Le juge prud’homal peut prendre en compte un élément de preuve obtenu de manière déloyale par le salarié
Le juge prud’homal peut prendre en compte un élément de preuve obtenu de manière déloyale par le salarié
L’Assemblée plénière de la Cour de cassation a opéré un revirement de jurisprudence en rendant deux décisions le 22 décembre 2023. En s’alignant sur la jurisprudence européenne, elle accepte, à certaines conditions, que le juge civil puisse tenir compte d’éléments de preuve obtenus de manière déloyale.

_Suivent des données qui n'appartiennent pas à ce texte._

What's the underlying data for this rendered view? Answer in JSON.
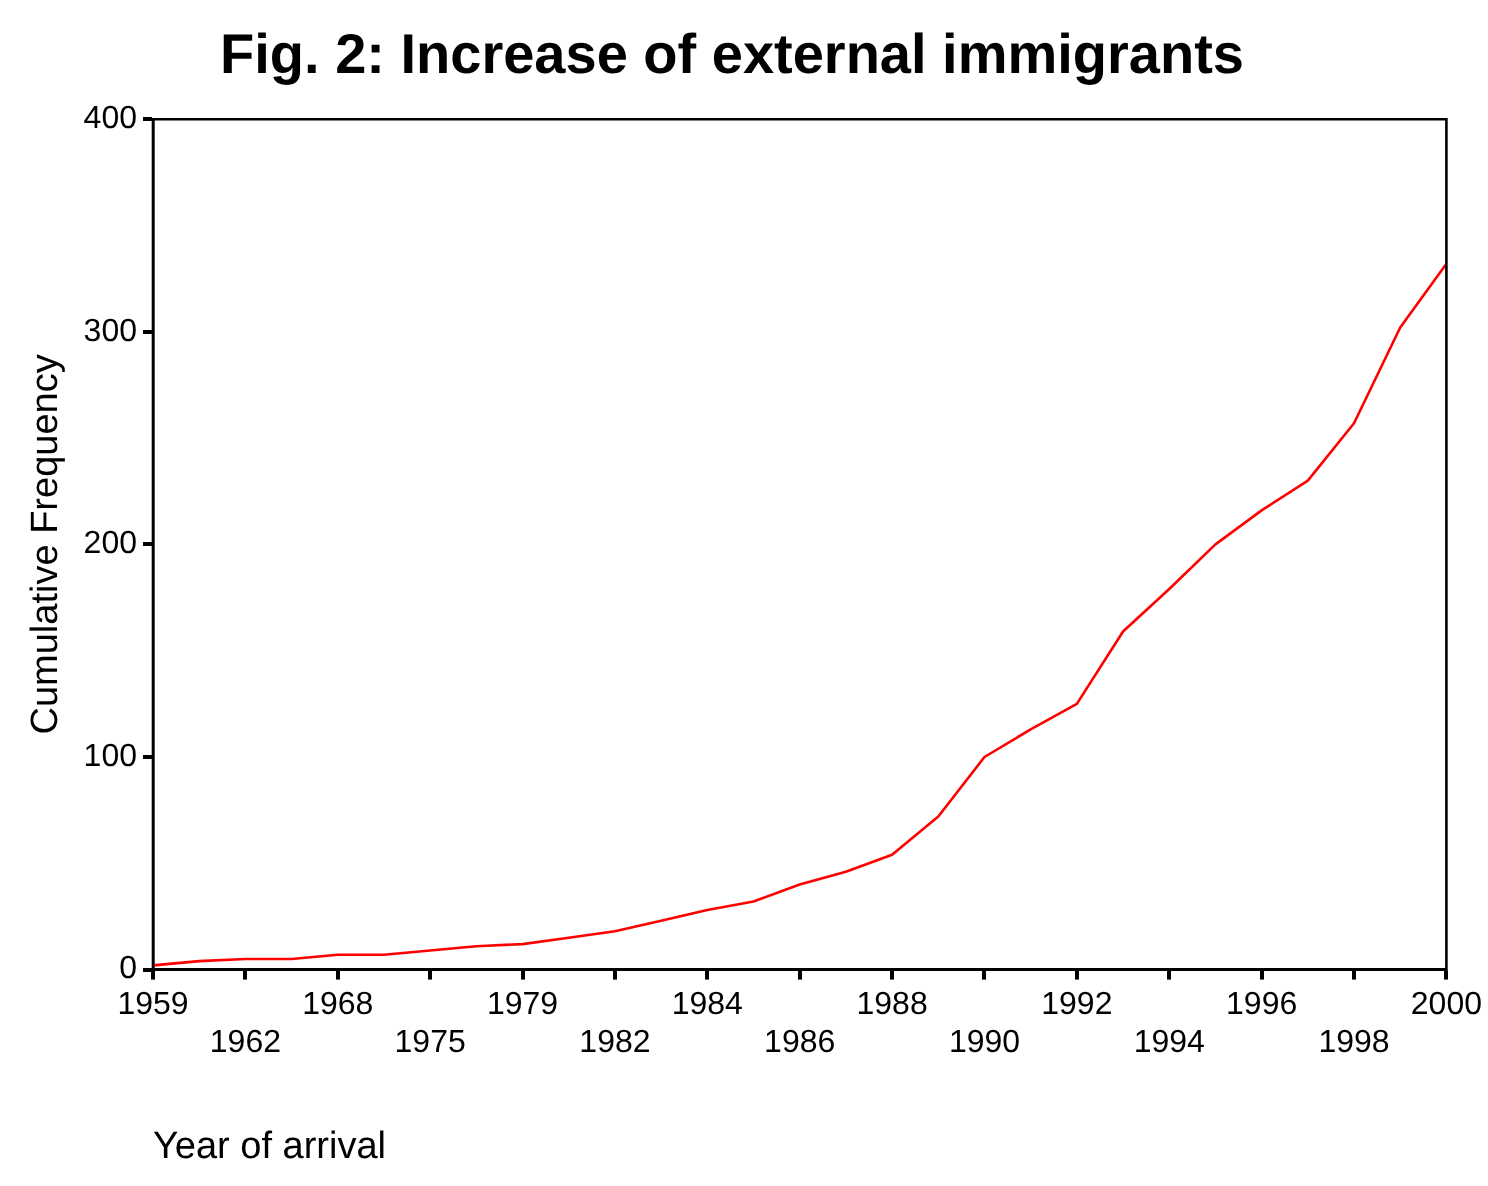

Depuis le 7 janvier 2011 (n°09-14.316 ; n°09-14.667), l’Assemblée plénière de la Cour de cassation considérait que si « une preuve est obtenue de manière déloyale, c’est-à-dire recueillie à l’insu d’une personne, grâce à une manœuvre ou à un stratagème, un juge ne peut pas tenir compte de ce type de preuve ».
- Dans la première affaire, un salarié contestait son licenciement pour faute grave.
Les juges d’appel déclaraient irrecevables les preuves apportées par l’employeur, celles-ci ayant été recueillies par des enregistrements clandestins lors des entretiens préalables.
Ces éléments, bien que permettant de démontrer que le salarié avait expressément refusé de fournir à son employeur le suivi de son activité commerciale, avaient permis aux juges d’appel de conclure au caractère injustifié du licenciement du salarié.
L’employeur décide alors de former un pourvoi en cassation, avançant l’argument que cet enregistrement audio, bien qu’obtenu à l’insu du salarié était recevable et pouvait être produit en justice s’il ne portait pas atteinte aux droits du salarié.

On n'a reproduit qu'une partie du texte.